New city hall options discussed for West Kelowna staffers

What should West Kelowna do to address the needs of city staff. Here's a preview of what will be discussed Tuesday.

What to do with West Kelowna city staff will be addressed at a Tuesday meeting

The city of West Kelowna went back to the drawing board and found six new ways to house its staff  and move beyond the Sept. 17 referendum, where the electorate nixed the controversial plan to build a new city hall in old downtown.

“The City of West Kelowna’s current municipal hall facility is at capacity,” CAO Jim Zaffino wrote in  report to council  that will be discussed at their Tuesday meeting, highlighting that  something still needs to be done for city staffers.

“The City currently has $7.1 million within its financial plan to put towards meeting the requirement for an efficient municipal facility.”

Zaffino lays out six options that range from improving the current municipal hall to leasing space.

The first option would have staff investigating temporary improvements to the current Municipal hall site at 2760 Cameron Road.

“This option would consider the possibility of a built expansion to the former community hall where municipal operations are housed, possibly incorporating the adjacent Royal LePage Place building and/or the provision of more portable structures.

The next option has city  staff starting the process of building a new city hall within Westbank Centre.

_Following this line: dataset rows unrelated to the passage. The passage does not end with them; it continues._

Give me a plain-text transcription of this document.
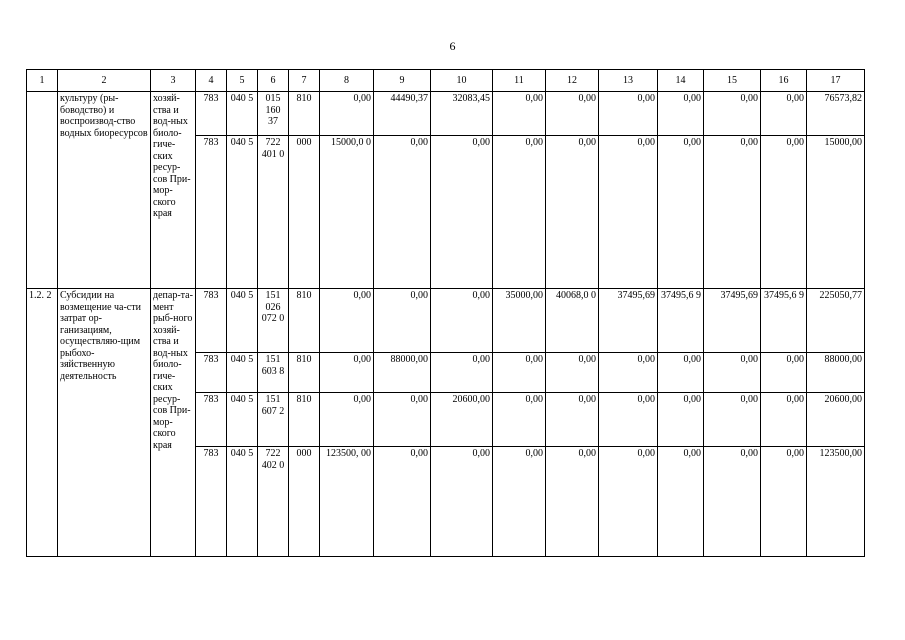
6
1	2	3	4	5	6	7	8	9	10	11	12	13	14	15	16	17
	культуру (ры-боводство) и воспроизвод-ство водных биоресурсов	хозяй-ства и вод-ных биоло-гиче-ских ресур-сов При-мор-ского края	783	040 5	015 160 37	810	0,00	44490,37	32083,45	0,00	0,00	0,00	0,00	0,00	0,00	76573,82
			783	040 5	722 401 0	000	15000,0 0	0,00	0,00	0,00	0,00	0,00	0,00	0,00	0,00	15000,00
1.2. 2	Субсидии на возмещение ча-сти затрат ор-ганизациям, осуществляю-щим рыбохо-зяйственную деятельность	депар-та-мент рыб-ного хозяй-ства и вод-ных биоло-гиче-ских ресур-сов При-мор-ского края	783	040 5	151 026 072 0	810	0,00	0,00	0,00	35000,00	40068,0 0	37495,69	37495,6 9	37495,69	37495,6 9	225050,77
			783	040 5	151 603 8	810	0,00	88000,00	0,00	0,00	0,00	0,00	0,00	0,00	0,00	88000,00
			783	040 5	151 607 2	810	0,00	0,00	20600,00	0,00	0,00	0,00	0,00	0,00	0,00	20600,00
			783	040 5	722 402 0	000	123500, 00	0,00	0,00	0,00	0,00	0,00	0,00	0,00	0,00	123500,00
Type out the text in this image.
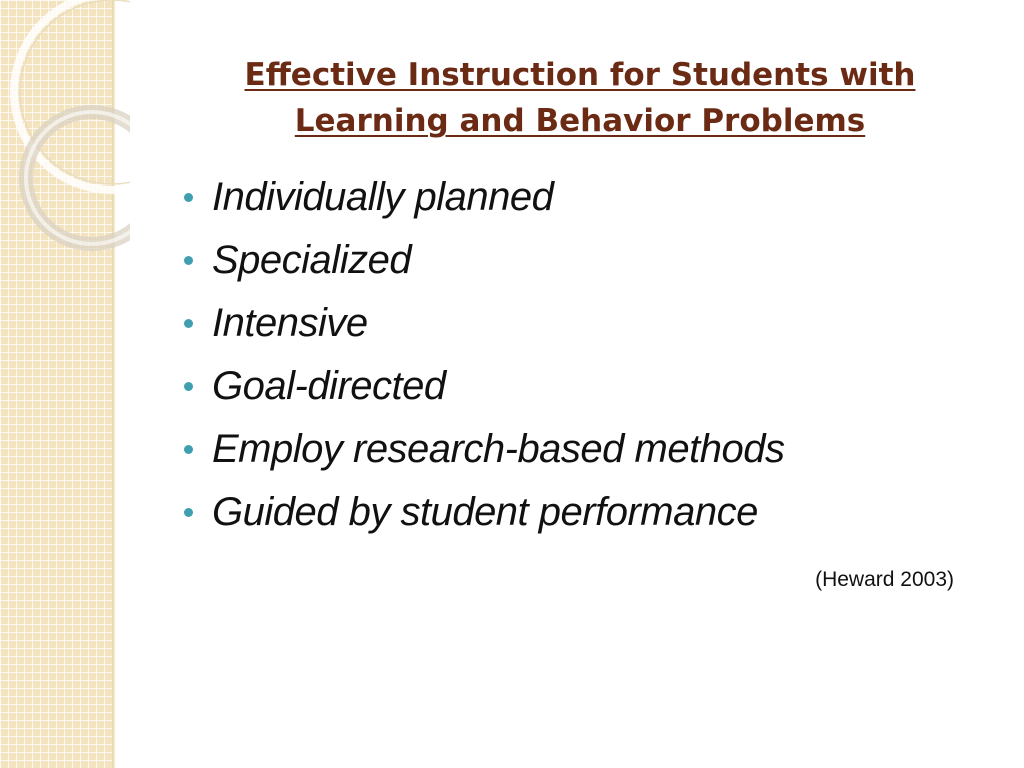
Effective Instruction for Students with
Learning and Behavior Problems
Individually planned
Specialized
Intensive
Goal-directed
Employ research-based methods
Guided by student performance
(Heward 2003)
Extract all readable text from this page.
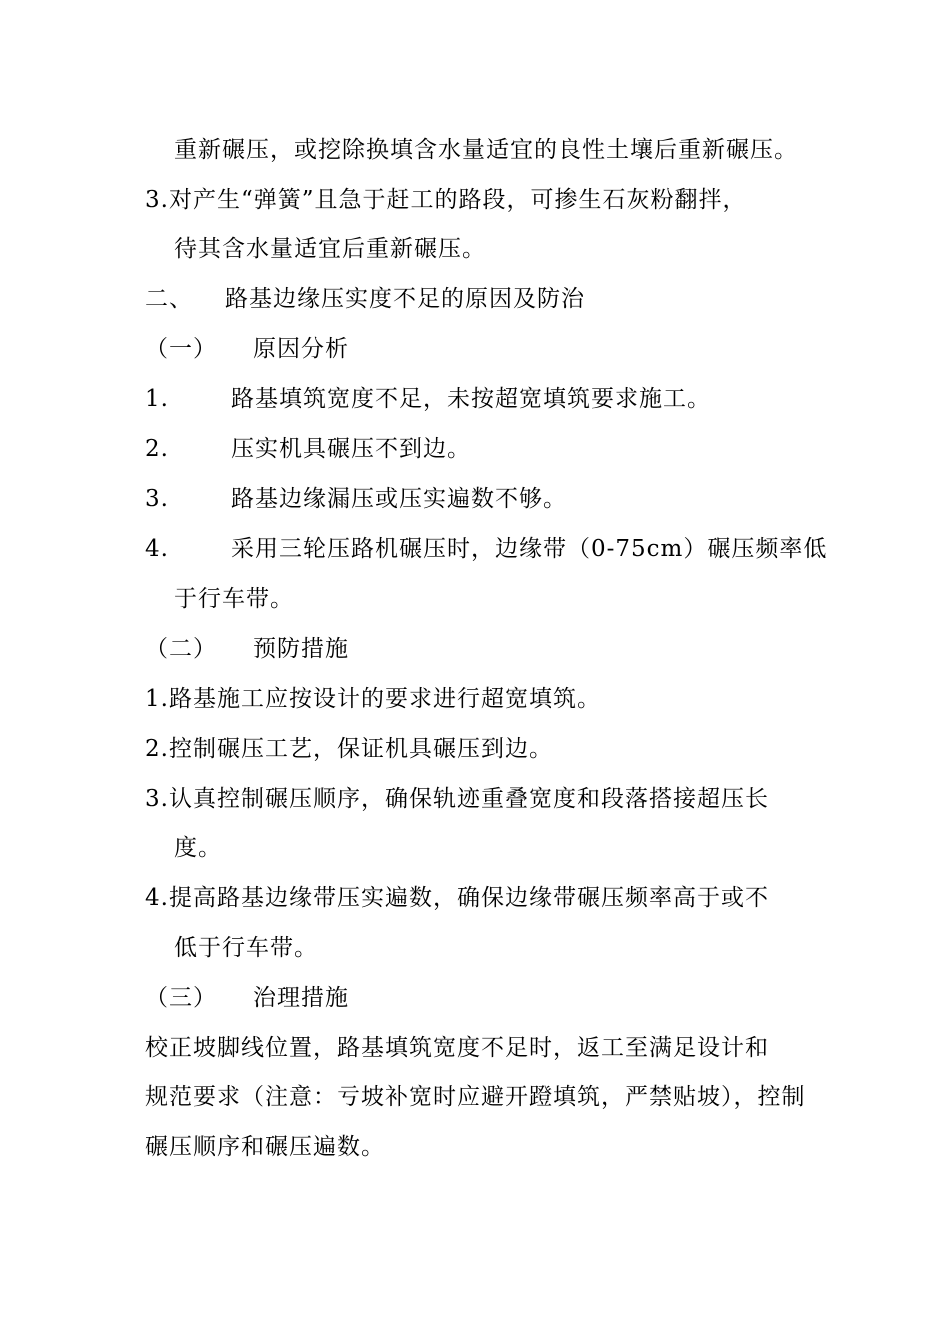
重新碾压，或挖除换填含水量适宜的良性土壤后重新碾压。
3.对产生“弹簧”且急于赶工的路段，可掺生石灰粉翻拌，
待其含水量适宜后重新碾压。
二、 路基边缘压实度不足的原因及防治
（一） 原因分析
1.	路基填筑宽度不足，未按超宽填筑要求施工。
2.	压实机具碾压不到边。
3.	路基边缘漏压或压实遍数不够。
4.	采用三轮压路机碾压时，边缘带（0-75cm）碾压频率低
于行车带。
（二） 预防措施
1.路基施工应按设计的要求进行超宽填筑。
2.控制碾压工艺，保证机具碾压到边。
3.认真控制碾压顺序，确保轨迹重叠宽度和段落搭接超压长
度。
4.提高路基边缘带压实遍数，确保边缘带碾压频率高于或不
低于行车带。
（三） 治理措施
校正坡脚线位置，路基填筑宽度不足时，返工至满足设计和
规范要求（注意：亏坡补宽时应避开蹬填筑，严禁贴坡），控制
碾压顺序和碾压遍数。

They’d buy the land and  build a facility in phases. On the existing site, portables would be added.

“This option would require the continuing use of the Cameron Road facility and portables on the site until all phases of the new City Hall are constructed,” write Zaffino.

The third option would see city staff look into building land within West Kelowna, not focusing solely on the Westbank area.

This approach would also require the existing site to be bolstered with portables.

The fourth option would see the city reach a leasing agreement with  the Interior Health Authority for phased in municipal office construction.

Zaffino writes that the city hall could then be built in phases, with the intention that IHA would lease a portion of the first phase of the building to help offset costs.

IHA would be responsible for undoing improvements it would need for its service and the city would provide the building.

Zaffino said that the health authority has expressed an interest in exploring that option.

The fifth option considers developing the City Works Yard at 2515 Bartley road.

This option would allow operational crews from the City’s Parks Operations and utilities operations to move to a new consolidated works yard.

“The Elliott Road and the Bartley Road office locations would then be available for council’s future consideration,” reads the report. “Staff will investigate the feasibility of moving staff from the current municipal hall facility to the new works yard as part of this option to alleviate space concerns at the facility.”

And last but not least, staff would look into leasing space.

The cost of each option will differ, but all can be funded from reserves, said Zaffino.